The repository includes basic code and tools required for readily setup a cloud component of a big data pipeline to enable developers and researchers perform additional testing of the code.
The data used for ingestion was a time-series temperature sensor data. The format was a serialized json array.
Sample data format:
[
{
"topic":"temprature/topic",
"qos":0,
"broker_publish_time":"2020-06-12 08:48:09",
"broker_name":"edge_1",
"temperature":0.8752983696943439,
"node_name":"Node 2"
},
{
"topic":"temprature/topic",
"qos":0,
"broker_publish_time":"2020-06-12 08:48:10",
"broker_name":"edge_1",
"temperature":9.135930601472666,
"node_name":"Node 3"
}
]
This data was being generated automatically from mini-batch publisher and multiple node-red flow nodes. (See an example of mini-batch-publisher here and of node-red flow here)
The overall workflow/architecture can be seen in Figure 1.
The different components available are:
- zookeeper : Service discovery container required for apache kafka
- kafka: Message broker with scalability (See how to scale up/down the service below)
- database: MongoDB database for stream data ingestion
- stream-processor: Provides streaming analytics by consuming kafka messages for a fixed window interval
- database-processor: Provides database ingestion into the mongodb database
- spark: The master/controller instance of Apache Spark Node
- spark-worker: Worker nodes that connect the spark service (See how to scale up/down the service below).
- mongo-express: Tool for connecting to database service
In addition, we also have Kafka message consumer code for debugging purposes in /Util
directory.
- Figure 1: Workflow and architecture of cloud pipeline sub-systems
The sensitive parameters (such as password) are passed through secrets.env
file. Create a secrets.env
file in the base directory. The secrets.env file for this project looks like:
# MongoDB init creds
MONGO_INITDB_ROOT_USERNAME=root
MONGO_INITDB_ROOT_PASSWORD=password
# Mongo express creds
ME_CONFIG_MONGODB_ADMINUSERNAME=root
ME_CONFIG_MONGODB_ADMINPASSWORD=password
# ingestor creds
MONGO_USERNAME=root
MONGO_PASSWORD=password
To run the cloud pipeline service, we need to perform the following:
To start Kakfa, first run zookeeper:
$ docker-compose up -d zookeeper
Next start the Kafka brokers by:
$ docker-compose up --scale kafka=NUMBER_OF_BROKERS
Note the dynamic ports exposed by the scaled up brokers.

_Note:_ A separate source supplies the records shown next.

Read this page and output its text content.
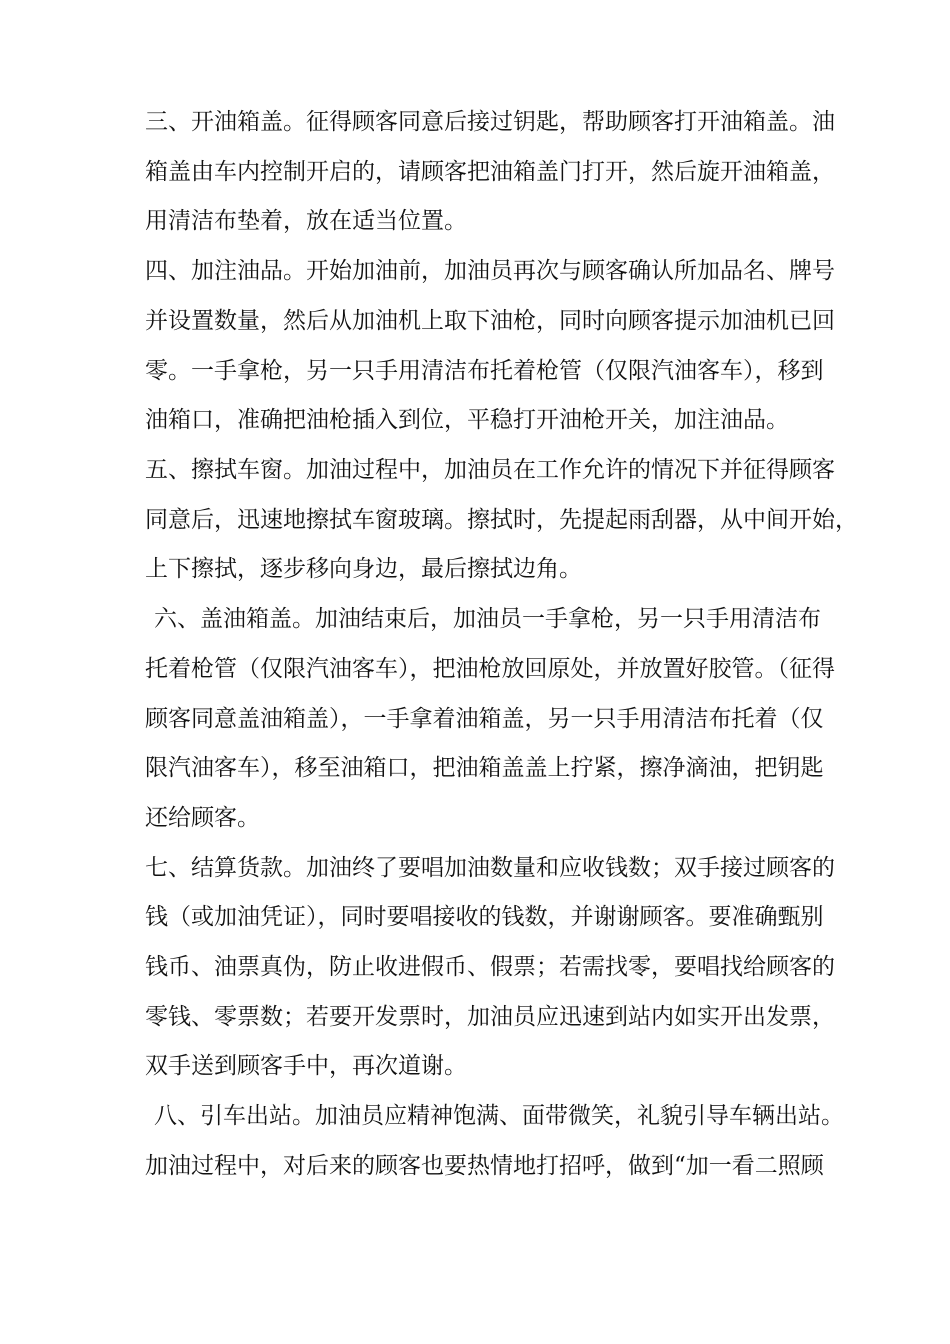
三、开油箱盖。征得顾客同意后接过钥匙，帮助顾客打开油箱盖。油
箱盖由车内控制开启的，请顾客把油箱盖门打开，然后旋开油箱盖，
用清洁布垫着，放在适当位置。
四、加注油品。开始加油前，加油员再次与顾客确认所加品名、牌号
并设置数量，然后从加油机上取下油枪，同时向顾客提示加油机已回
零。一手拿枪，另一只手用清洁布托着枪管（仅限汽油客车），移到
油箱口，准确把油枪插入到位，平稳打开油枪开关，加注油品。
五、擦拭车窗。加油过程中，加油员在工作允许的情况下并征得顾客
同意后，迅速地擦拭车窗玻璃。擦拭时，先提起雨刮器，从中间开始，
上下擦拭，逐步移向身边，最后擦拭边角。
六、盖油箱盖。加油结束后，加油员一手拿枪，另一只手用清洁布
托着枪管（仅限汽油客车），把油枪放回原处，并放置好胶管。（征得
顾客同意盖油箱盖），一手拿着油箱盖，另一只手用清洁布托着（仅
限汽油客车），移至油箱口，把油箱盖盖上拧紧，擦净滴油，把钥匙
还给顾客。
七、结算货款。加油终了要唱加油数量和应收钱数；双手接过顾客的
钱（或加油凭证），同时要唱接收的钱数，并谢谢顾客。要准确甄别
钱币、油票真伪，防止收进假币、假票；若需找零，要唱找给顾客的
零钱、零票数；若要开发票时，加油员应迅速到站内如实开出发票，
双手送到顾客手中，再次道谢。
八、引车出站。加油员应精神饱满、面带微笑，礼貌引导车辆出站。
加油过程中，对后来的顾客也要热情地打招呼，做到“加一看二照顾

To start MongoDB, just run the command:
$ docker-compose up -d database
To start the Kafka consumer service, run the following command while Kafka is running:
$ docker-compose up --scale kafka=NUMBER_OF_BROKERS database-processor
Note: The Kafka Consumer requires a comma seperated list of Kafka brokers. It has to be provided in the entrypoint
config of the docker-compose.yml
file.
Example: entrypoint: ["python3", "MongoIngestor.py", "192.168.1.12:32812,192.168.1.12:32814", "kafka-database-consumer-group-2"]
Important: Note the IP address and the ports of Kafka brokers that is provided in the entrypoint config
To start spark, run the following docker-compose command
- Start master/controller node
$ docker-compose up spark
- Start multiple instances of worker nodes
$ docker-compose scale spark-worker=2
This computes the average of node's temperature for a fixed window duration. You can update the WINDOW_DURATION in the spark_processor.py
. To start the stream-processor application, use the following command:
$ docker-compose up stream-processor
Start this using:
$ docker-compose up --scale kafka=2 database-processor
Note: The database-processor
and stream-processor
applications both belong to separate consumer groups in Kafka. As such, running both of them will provide simultaneous stream ingestion and processing capability.
The python script to consume any message on any topic in present in /Utils
folder. Launch it as:
$ python3 client-report.py "kafka_broker" "topic_to_connect"
for example:
$ python3 client-report.py "192.168.1.12:32812,192.168.1.12:32814" report
The recommended application for monitoring is netdata.
- Figure 2: Sample application monitoring (Notice the containers at the bottom right)